Another thing: Number of RRDs to update is the same, regardless if I use poller_boost.php from 1.2.5 or 1.2.6, right? If storage is at its limits, then 1.2.5 should at least not be 20 times faster. I was thinking about storage latency, cause rrds are a lot of rather smaller files. But again, this would cause problems on 1.2.5 too...

Here detailed run timers from today, running 1.2.5 again: RRDUpdates:182127 TotalTime:43 get_records:0.38 results_cycle:39.78 rrd_filename_and_template:3.42 rrd_lastupdate:3 rrdupdate:32.94 delete:2.06

Not sure, if this has a meening: Besides beeing faster in all steps, with 1.2.5 rrd_last update is only a tenth of rrd_update. With 1.2.6 they are at the same level.

netniV commented 5 years ago

That sounds like a fair analysis, I'd have to look at what changed to peer review the differences but I will be the first to admit that I don't often delve into that part of the code ;-)
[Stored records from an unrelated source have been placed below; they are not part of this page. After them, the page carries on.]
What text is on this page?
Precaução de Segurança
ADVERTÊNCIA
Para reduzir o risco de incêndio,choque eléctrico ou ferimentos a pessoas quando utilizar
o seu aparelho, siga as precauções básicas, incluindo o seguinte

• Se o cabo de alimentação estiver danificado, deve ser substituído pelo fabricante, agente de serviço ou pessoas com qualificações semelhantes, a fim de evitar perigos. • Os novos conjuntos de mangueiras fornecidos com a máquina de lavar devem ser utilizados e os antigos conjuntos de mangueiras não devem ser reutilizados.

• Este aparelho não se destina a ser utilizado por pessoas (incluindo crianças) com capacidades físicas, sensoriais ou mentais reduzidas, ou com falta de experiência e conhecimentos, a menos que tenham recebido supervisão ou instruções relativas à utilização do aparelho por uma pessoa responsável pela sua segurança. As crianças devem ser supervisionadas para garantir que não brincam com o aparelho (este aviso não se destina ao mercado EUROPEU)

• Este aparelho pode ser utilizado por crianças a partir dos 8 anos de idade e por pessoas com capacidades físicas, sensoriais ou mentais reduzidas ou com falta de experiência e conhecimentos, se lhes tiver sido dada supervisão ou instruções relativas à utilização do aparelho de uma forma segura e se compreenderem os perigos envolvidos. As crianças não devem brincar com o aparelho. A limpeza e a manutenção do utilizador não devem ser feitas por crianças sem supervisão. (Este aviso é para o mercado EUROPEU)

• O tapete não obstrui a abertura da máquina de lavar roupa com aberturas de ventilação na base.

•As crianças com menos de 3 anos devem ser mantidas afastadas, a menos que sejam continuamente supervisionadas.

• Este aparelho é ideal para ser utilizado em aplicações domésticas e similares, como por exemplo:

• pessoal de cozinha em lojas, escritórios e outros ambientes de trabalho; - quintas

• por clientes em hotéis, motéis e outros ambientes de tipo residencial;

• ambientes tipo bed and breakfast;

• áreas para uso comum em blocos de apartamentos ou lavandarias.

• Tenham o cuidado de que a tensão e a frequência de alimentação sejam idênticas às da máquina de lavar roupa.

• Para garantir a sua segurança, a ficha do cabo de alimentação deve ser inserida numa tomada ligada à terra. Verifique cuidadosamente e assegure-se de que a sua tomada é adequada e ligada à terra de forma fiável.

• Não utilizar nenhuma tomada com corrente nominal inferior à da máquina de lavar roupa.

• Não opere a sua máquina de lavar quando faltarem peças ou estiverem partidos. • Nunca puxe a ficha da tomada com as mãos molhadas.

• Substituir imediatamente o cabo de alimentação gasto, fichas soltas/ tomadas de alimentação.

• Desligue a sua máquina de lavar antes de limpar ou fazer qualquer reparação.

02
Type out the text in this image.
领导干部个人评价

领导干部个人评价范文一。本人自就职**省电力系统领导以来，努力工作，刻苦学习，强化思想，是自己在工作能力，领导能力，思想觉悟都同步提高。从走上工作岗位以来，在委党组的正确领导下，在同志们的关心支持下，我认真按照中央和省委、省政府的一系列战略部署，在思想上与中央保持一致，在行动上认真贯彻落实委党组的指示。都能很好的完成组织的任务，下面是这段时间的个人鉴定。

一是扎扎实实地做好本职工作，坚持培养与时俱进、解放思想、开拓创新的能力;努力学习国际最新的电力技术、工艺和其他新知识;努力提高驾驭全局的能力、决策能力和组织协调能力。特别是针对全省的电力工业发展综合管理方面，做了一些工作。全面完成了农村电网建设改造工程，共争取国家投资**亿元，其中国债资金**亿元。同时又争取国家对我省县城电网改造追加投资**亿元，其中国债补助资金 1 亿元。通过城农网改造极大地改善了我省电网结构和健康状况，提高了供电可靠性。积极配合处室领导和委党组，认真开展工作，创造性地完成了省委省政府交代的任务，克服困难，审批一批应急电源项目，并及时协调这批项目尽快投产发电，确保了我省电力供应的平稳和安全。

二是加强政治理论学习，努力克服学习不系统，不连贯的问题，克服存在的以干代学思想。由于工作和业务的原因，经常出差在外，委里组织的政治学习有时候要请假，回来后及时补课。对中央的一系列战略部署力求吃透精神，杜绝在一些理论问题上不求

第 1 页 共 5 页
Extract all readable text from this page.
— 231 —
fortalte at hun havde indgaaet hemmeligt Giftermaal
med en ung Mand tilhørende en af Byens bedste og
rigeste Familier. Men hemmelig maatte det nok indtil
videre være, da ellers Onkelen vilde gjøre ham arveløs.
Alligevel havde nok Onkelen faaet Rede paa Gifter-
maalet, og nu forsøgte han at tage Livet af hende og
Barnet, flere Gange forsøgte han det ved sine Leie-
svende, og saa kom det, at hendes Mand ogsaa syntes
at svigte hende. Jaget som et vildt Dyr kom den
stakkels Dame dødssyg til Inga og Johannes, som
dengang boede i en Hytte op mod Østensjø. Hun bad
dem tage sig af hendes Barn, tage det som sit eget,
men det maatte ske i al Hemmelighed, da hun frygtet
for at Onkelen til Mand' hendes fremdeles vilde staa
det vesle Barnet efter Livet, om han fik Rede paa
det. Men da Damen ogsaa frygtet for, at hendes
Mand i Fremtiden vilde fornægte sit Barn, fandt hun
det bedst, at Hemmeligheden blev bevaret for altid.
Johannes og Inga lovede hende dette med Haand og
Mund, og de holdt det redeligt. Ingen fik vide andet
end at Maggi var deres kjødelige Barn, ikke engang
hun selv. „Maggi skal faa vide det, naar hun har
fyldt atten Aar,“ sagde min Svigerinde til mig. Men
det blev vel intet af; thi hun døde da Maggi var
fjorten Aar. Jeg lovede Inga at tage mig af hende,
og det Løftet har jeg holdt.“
stormonts commented 5 years ago

I am running into the exact same problem after an upgrade from 1.2.4 to 1.2.6. Our server has 40 cores @ 2.2 GHz with 64 GB of RAM so plenty of power. Nothing at all has changed on the system regarding data sources added, settings changes, etc. The only difference was the upgrade of Cacti and Spine from 1.2.4 to 1.2.6. This is causing graph display to slow to a crawl if the graphs are even shown at all.

image

cigamit commented 5 years ago

Yea, I can see why. The fact that it took so long 3459 minutes is unusual. Also, can you please look at the process list in mysql using the following command:

show full processlist;

while boost is running and post the results here.

cigamit commented 5 years ago

Also, turn on the slow query log and set the threshold to 1 second. Upload the results.

cigamit commented 5 years ago

@stormonts, looking at you stats, you have a real problem. Do you see how many boost records there are. That's the real problem. One more thing to send is the performance table image. The reason that the graphs are taking so long to generate is due to the size of that archive table. It's bad. Take your update interval higher, at least for a moment.

What is your poller interval? You may have to do something special to clear out the backlog.

cigamit commented 5 years ago

I've got 1.2.6 boost, and just did an update with 50k Data Sources per pass and I got these results.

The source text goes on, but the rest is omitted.